Time: Tuesdays and Thursdays, 10:00-11:20am
Location: OPT 1129
Instructors: Adam Roegiest
ISAs: Alex Weatherhead, Matt Guiol
TAs: Ryan Clancy, Peng Shi, Yao Lu, Wei (Victor) Yang
Piazza: course link — use for general questions
Email: uwaterloo-bigdata-2019w-staff@googlegroups.com (will reach instructors and TAs) — use only for personal concerns

The big data stack

Over the past decade, we have seen the emergence of "big data": disruptive technologies that have transformed commerce, science, and many aspects of society. These developments are enabled by infrastructure that allows us to distribute computations across hundreds or even thousands of commodity servers. One important advance that has made all this possible is the development of abstractions for data-intensive computing that allow programmers to reason about computations at a massive scale, hiding low-level details such as synchronization, data movement, and fault tolerance.

What is this course about? This course provides an introduction to data-intensive distributed computing. Our focus is algorithm design and "thinking at scale": we will cover data mining and machine learning techniques as applied to text, graphs, and relational data. Most of the course will be taught in a combination of MapReduce and Spark, two representative dataflow abstractions for large-scale data analysis, although we will introduce alternative abstractions such as bulk-synchronous parallel and streaming models as well.

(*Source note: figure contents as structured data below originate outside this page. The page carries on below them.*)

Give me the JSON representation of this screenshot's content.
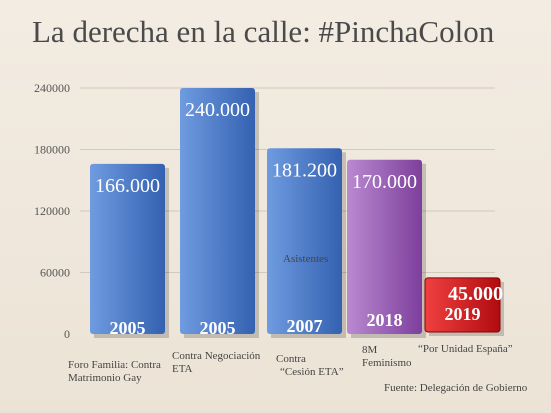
{
  "title": "La derecha en la calle: #PinchaColon",
  "source": "Fuente: Delegación de Gobierno",
  "chart_data": {
    "type": "bar",
    "title": "La derecha en la calle: #PinchaColon",
    "ylim": [
      0,
      240000
    ],
    "yticks": [
      "0",
      "60000",
      "120000",
      "180000",
      "240000"
    ],
    "ytick_values": [
      0,
      60000,
      120000,
      180000,
      240000
    ],
    "grid": true,
    "bars": [
      {
        "value": 166000,
        "value_label": "166.000",
        "year": "2005",
        "category": [
          "Foro Familia: Contra",
          "Matrimonio Gay"
        ],
        "color": "#3f73c7"
      },
      {
        "value": 240000,
        "value_label": "240.000",
        "year": "2005",
        "category": [
          "Contra Negociación",
          "ETA"
        ],
        "color": "#3f73c7"
      },
      {
        "value": 181200,
        "value_label": "181.200",
        "year": "2007",
        "category": [
          "Asistentes",
          "Contra",
          "“Cesión ETA”"
        ],
        "color": "#3f73c7"
      },
      {
        "value": 170000,
        "value_label": "170.000",
        "year": "2018",
        "category": [
          "8M",
          "Feminismo"
        ],
        "color": "#9b55b8"
      },
      {
        "value": 45000,
        "value_label": "45.000",
        "year": "2019",
        "category": [
          "“Por Unidad España”"
        ],
        "color": "#d9161b"
      }
    ]
  }
}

One might break down the "big data" stack in the manner shown on the right. At the bottom resides the execution infrastructure, which is responsible for coordinating computations across a cluster (examples include MapReduce and Spark). In the middle resides analytics infrastructure, which implements data mining and machine learning algorithms on top of the execution infrastructure (an example would be MLlib in Spark). At the top are the tools data scientists use to generate insights, built on top of the analytics infrastructure. This course focuses on the middle part — by the end of the course, you will be able to implement basic data mining and machine learning algorithms that can operate at scale. Of course, effective algorithm design requires understanding the execution infrastructure (below) and what the algorithms are used for (above), so we will cover the broader context as well.